Kalman filter 最初的發展主要在導航應用,之後在很多領域都有新的應用。本文想從不同的角度以及例子了解 Kalman filter, 更直覺 catch Kalman filter physical insight. 在日益重要的 real time 數位信號處理,可以找到廣泛的應用。
一般對於所測量的 data (包含量測的誤差或雜訊),傳統上就是取 mean (1st order) and variance (2nd order statistics) 如下圖。可以進一步做六個標準差或信心區間的 分析。
更進一步分析就是用 LMS (least mean square) curve fit 如下圖。一般用直線 (linear) 或拋物線 (quadratic) 做 least mean square error curve fit. 這是 Gauss 在研究行星軌道所發展的方法。為什麼用 linear or quadratic curve: 一是簡單 (視覺和 math),二是在局部近似的效果很好 (like Taylor expansion).
Kalman (或是某位俄國數學家)不凡之處就是在於更進一步 (i) 探索 data 的內在結構 (state equation and noise covariance matrix), 以及 (ii) 發展出 recursive equation 來 estimate 內在的結構 (state or sometimes noise).
其實 (i) and (ii) 是一體兩面: Kalman 假設 Markovian state model, 意即目前的 state 只 depends on 前一刻 state, 和更早的 state uncorrelated. 因此在解這個包含所有 time step 的 LMS matrix equation,這個 matrix 是 blocked tri-diagonal. 使用Ricatti recursion 求解時就會是 recursive form. 以上的說法非常 hand waving, 可以 refer 到 MIT 的 video.
(ii) Recursive equation 的好處顯而易見: estimation 不需要儲存所有的 data。事實上,只需要前一刻的必要 data, 加上目前的 measurement 就足夠。這非常適合 real time 的應用 (如導航)。
至於 (i) 探索 data 的內在結構,理想上可以更精確而且有效率的 estimate or even predict data. 實際上遇到的困難是 (a) 這樣的 state equation 是否存在? (b) 如果存在如何找到正確的 model and 參數? and (c) 如果 model or 參數不準確,Kalman filter estimate 的結果是否 robust?
Kalman 考慮的 State equation:
1. X(k)=F X(k-1)+G U(k)+W(k) (covariance Q)
Measurement:
2. Z(k)=H X(k)+V(k) (covariance R)
基本上是 linear, Markovian, H may be partially observable --> Hidden Markovian. 圖示如 Fig. 1.
Kalman Filter Implementation:
X(k|k-1)=F X(k-1|k-1)+G U(k) ……….. (1)
P(k|k-1)=F P(k-1|k-1) F'+Q ……… (2)
X(k|k)= X(k|k-1)+Kg(k) (Z(k)-H X(k|k-1)) ……… (3)
Kg(k)= P(k|k-1) H' / (H P(k|k-1) H' + R) ……… (4)
P(k|k)=(I-Kg(k) H)P(k|k-1) ……… (5)
Note that Kg is NOT a constant, changing based on equation (4). F, H, and G are time invariant matrix most of time. Usually, Kg and P can be divided into two regions: (i) transient region; and (ii) steady-state region.
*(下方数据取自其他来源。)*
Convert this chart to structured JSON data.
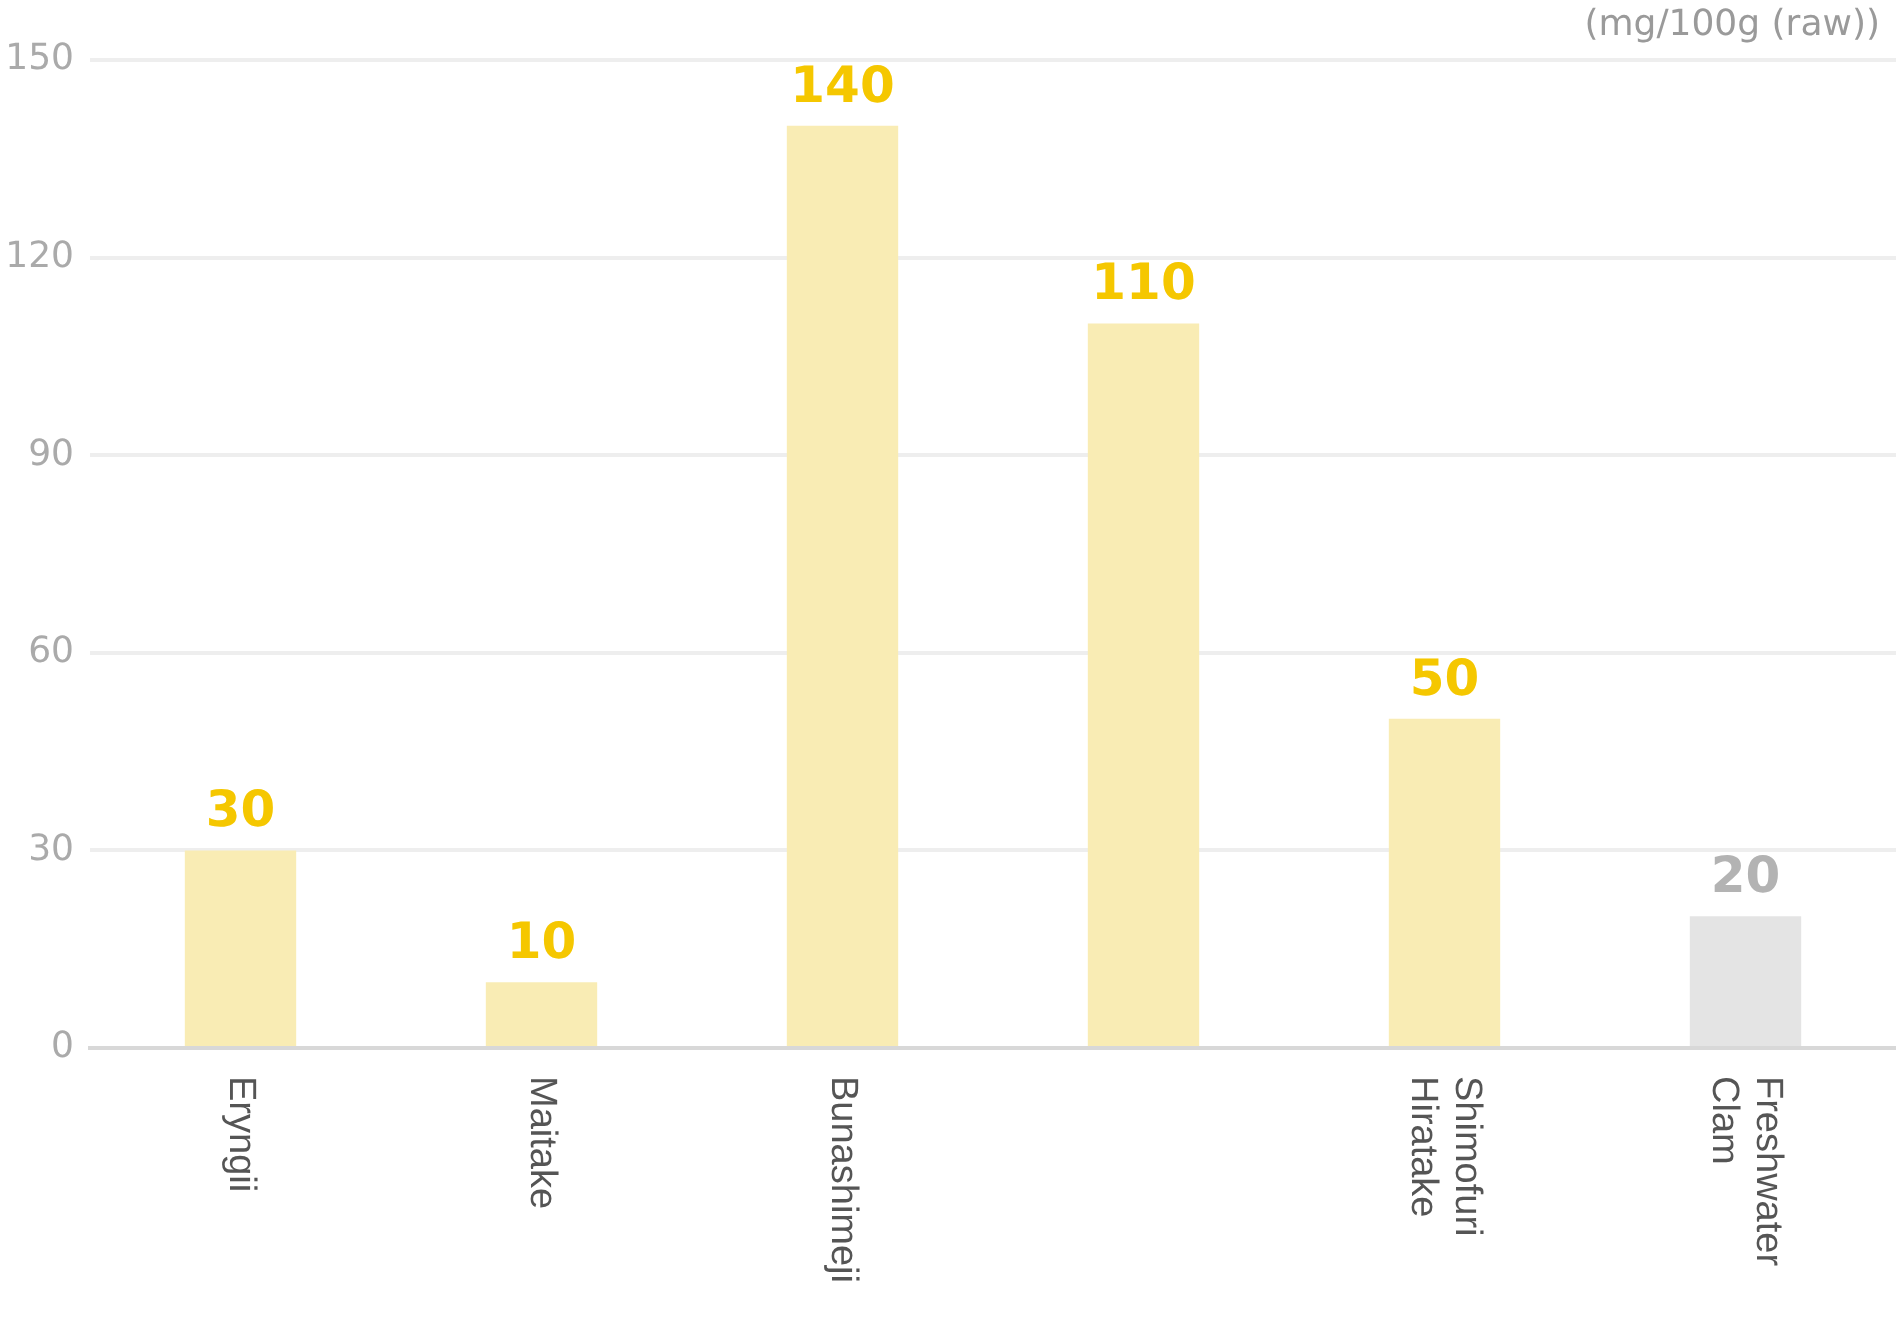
{
  "chart_data": {
    "type": "bar",
    "ylabel": "(mg/100g (raw))",
    "categories": [
      "Eryngii",
      "Maitake",
      "Bunashimeji",
      null,
      "Shimofuri Hiratake",
      "Freshwater Clam"
    ],
    "values": [
      30,
      10,
      140,
      110,
      50,
      20
    ],
    "colors": [
      "#f9ecb4",
      "#f9ecb4",
      "#f9ecb4",
      "#f9ecb4",
      "#f9ecb4",
      "#e4e4e4"
    ],
    "ylim": [
      0,
      150
    ],
    "yticks": [
      0,
      30,
      60,
      90,
      120,
      150
    ],
    "grid": "y",
    "data_labels": true,
    "legend": false
  }
}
Because the certainty of the measurements is often difficult to measure precisely, it is common to discuss the filter's behavior in terms of gain. The Kalman gain is a function of the relative certainty of the measurements and current state estimate, and can be "tuned" to achieve particular performance. With a high gain, the filter places more weight on the measurements, and thus follows them more closely. With a low gain, the filter follows the model predictions more closely, smoothing out noise but decreasing the responsiveness. At the extremes, a gain of one causes the filter to ignore the state estimate entirely, while a gain of zero causes the measurements to be ignored.
- Clearly from the figure: K=0 ignores measurement z completely.
- How to explain K=1 ignore state prediction from the figure?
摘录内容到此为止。